Gilles Valiquette was 16 years old when he presented himself to the Autostade with friends. He had witnessed the concert of the Who at the Forum in Montreal.

“The Who was at the peak of their art, This was the best group that I had seen on the scene at this time. They were explosive and their sound, it was a never-before-seen. A hurricane of sound”, he says in the podcast interspersed with the songs of the artists who participated in this concert.

There is also a “playlist” of 61 songs with parts of the Who, the Troggs, Mitch Ryder & The Detroit Wheels, the Ohio Express and The Haunted.

Frozen and amazed

Music lover, Gilles Lapointe, 15-year-old, left Granby with his friend Daniel, a fan of the Who.

“What I’ve seen, on this day, I don’t think I see reviewed, except with them again. It was really out of the ordinary. Pete Townshend, alone, insane, unimaginable. Drummer Keith Moon was exceptional and he played like a magician. It was stupid,” he know.

The Who had given a performance in the afternoon and a second in the evening when they have been faithful to their repetition.

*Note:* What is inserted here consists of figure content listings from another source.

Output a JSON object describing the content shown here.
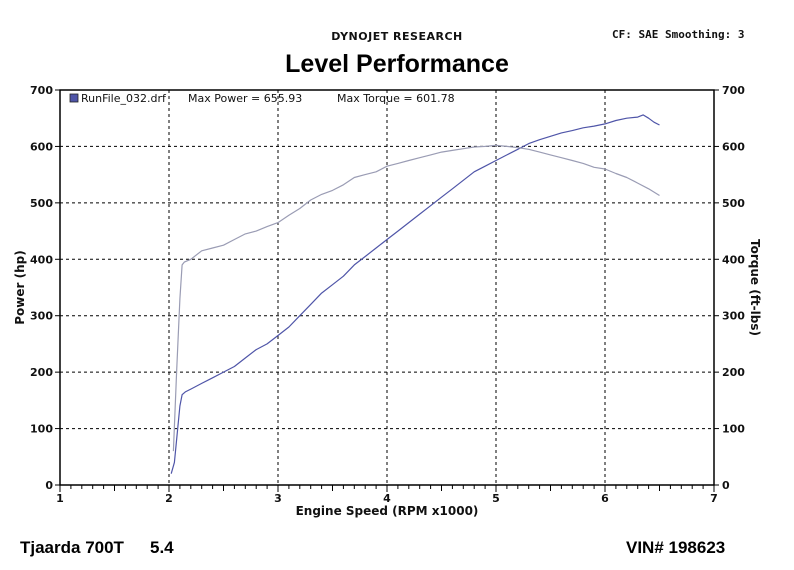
{
  "header": {
    "company": "DYNOJET RESEARCH",
    "cf_info": "CF: SAE  Smoothing: 3",
    "title": "Level Performance"
  },
  "footer": {
    "model": "Tjaarda 700T",
    "displacement": "5.4",
    "vin": "VIN# 198623"
  },
  "chart_data": {
    "type": "line",
    "title": "Level Performance",
    "xlabel": "Engine Speed (RPM x1000)",
    "ylabel": "Power (hp)",
    "ylabel_right": "Torque (ft-lbs)",
    "xlim": [
      1,
      7
    ],
    "ylim": [
      0,
      700
    ],
    "ylim_right": [
      0,
      700
    ],
    "x_ticks": [
      "1",
      "2",
      "3",
      "4",
      "5",
      "6",
      "7"
    ],
    "y_ticks": [
      "0",
      "100",
      "200",
      "300",
      "400",
      "500",
      "600",
      "700"
    ],
    "grid": true,
    "legend_position": "top-left",
    "legend": {
      "run_label": "RunFile_032.drf",
      "power_text": "Max Power = 655.93",
      "torque_text": "Max Torque = 601.78"
    },
    "series": [
      {
        "name": "Power",
        "color": "#4f55a8",
        "x": [
          2.02,
          2.05,
          2.08,
          2.1,
          2.12,
          2.15,
          2.2,
          2.3,
          2.4,
          2.5,
          2.6,
          2.7,
          2.8,
          2.9,
          3.0,
          3.1,
          3.2,
          3.3,
          3.4,
          3.5,
          3.6,
          3.7,
          3.8,
          3.9,
          4.0,
          4.1,
          4.2,
          4.3,
          4.4,
          4.5,
          4.6,
          4.7,
          4.8,
          4.9,
          5.0,
          5.1,
          5.2,
          5.3,
          5.4,
          5.5,
          5.6,
          5.7,
          5.8,
          5.9,
          6.0,
          6.1,
          6.2,
          6.3,
          6.35,
          6.4,
          6.45,
          6.5
        ],
        "values": [
          20,
          40,
          100,
          140,
          160,
          165,
          170,
          180,
          190,
          200,
          210,
          225,
          240,
          250,
          265,
          280,
          300,
          320,
          340,
          355,
          370,
          390,
          405,
          420,
          435,
          450,
          465,
          480,
          495,
          510,
          525,
          540,
          555,
          565,
          575,
          585,
          595,
          605,
          612,
          618,
          624,
          628,
          633,
          636,
          640,
          646,
          650,
          652,
          655.93,
          650,
          643,
          638
        ]
      },
      {
        "name": "Torque",
        "color": "#9a9cb4",
        "x": [
          2.04,
          2.07,
          2.1,
          2.12,
          2.14,
          2.2,
          2.3,
          2.4,
          2.5,
          2.6,
          2.7,
          2.8,
          2.9,
          3.0,
          3.1,
          3.2,
          3.3,
          3.4,
          3.5,
          3.6,
          3.7,
          3.8,
          3.9,
          4.0,
          4.1,
          4.2,
          4.3,
          4.4,
          4.5,
          4.6,
          4.7,
          4.8,
          4.9,
          5.0,
          5.1,
          5.2,
          5.3,
          5.4,
          5.5,
          5.6,
          5.7,
          5.8,
          5.9,
          6.0,
          6.1,
          6.2,
          6.3,
          6.4,
          6.5
        ],
        "values": [
          60,
          200,
          330,
          390,
          395,
          400,
          415,
          420,
          425,
          435,
          445,
          450,
          458,
          465,
          478,
          490,
          505,
          515,
          522,
          532,
          545,
          550,
          555,
          565,
          570,
          575,
          580,
          585,
          590,
          593,
          596,
          599,
          600,
          601.78,
          600,
          598,
          595,
          590,
          585,
          580,
          575,
          570,
          563,
          560,
          552,
          545,
          535,
          525,
          513
        ]
      }
    ]
  }
}
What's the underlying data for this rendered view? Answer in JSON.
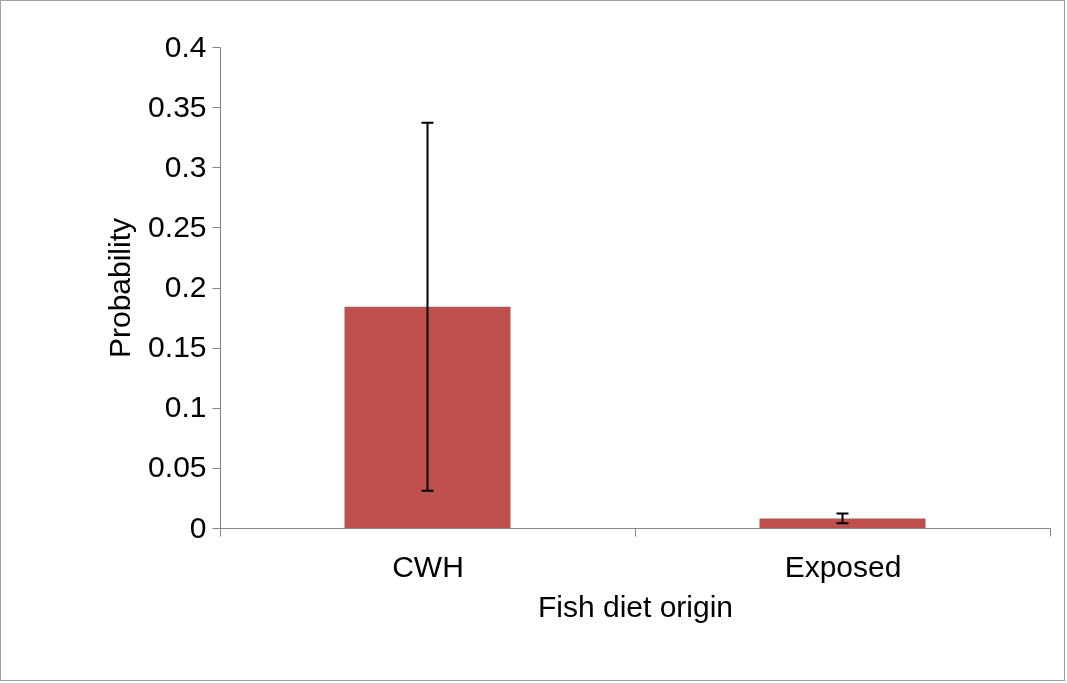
{
  "chart_data": {
    "type": "bar",
    "xlabel": "Fish diet origin",
    "ylabel": "Probability",
    "categories": [
      "CWH",
      "Exposed"
    ],
    "values": [
      0.184,
      0.008
    ],
    "errors": [
      [
        0.031,
        0.337
      ],
      [
        0.004,
        0.012
      ]
    ],
    "color": "#c0504d",
    "ylim": [
      0,
      0.4
    ],
    "yticks": [
      0,
      0.05,
      0.1,
      0.15,
      0.2,
      0.25,
      0.3,
      0.35,
      0.4
    ],
    "grid": false
  }
}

“Keith Moon demolished his drums, Roger Daltrey took away pieces of the floor, and Pete Townshend fracassait his guitar into the amps during My Generation. John Entwistle continued to play bass as if nothing had happened. The people were frozen, stunned and astonished,” adds Gilles Lapointe, who came back completely stunned by this experience.

Built for Expo 1967, in the City of le Havre, near the Bonaventure expressway, the Autostade Montreal has become, until 1976, the home of the Montreal Alouettes. The place, which could accommodate 25,000 people, has received the visit of some artists, with Van Morrison, Jefferson Airplane, Jethro Tull, The Jackson 5, Gentle Giant and Pink Floyd.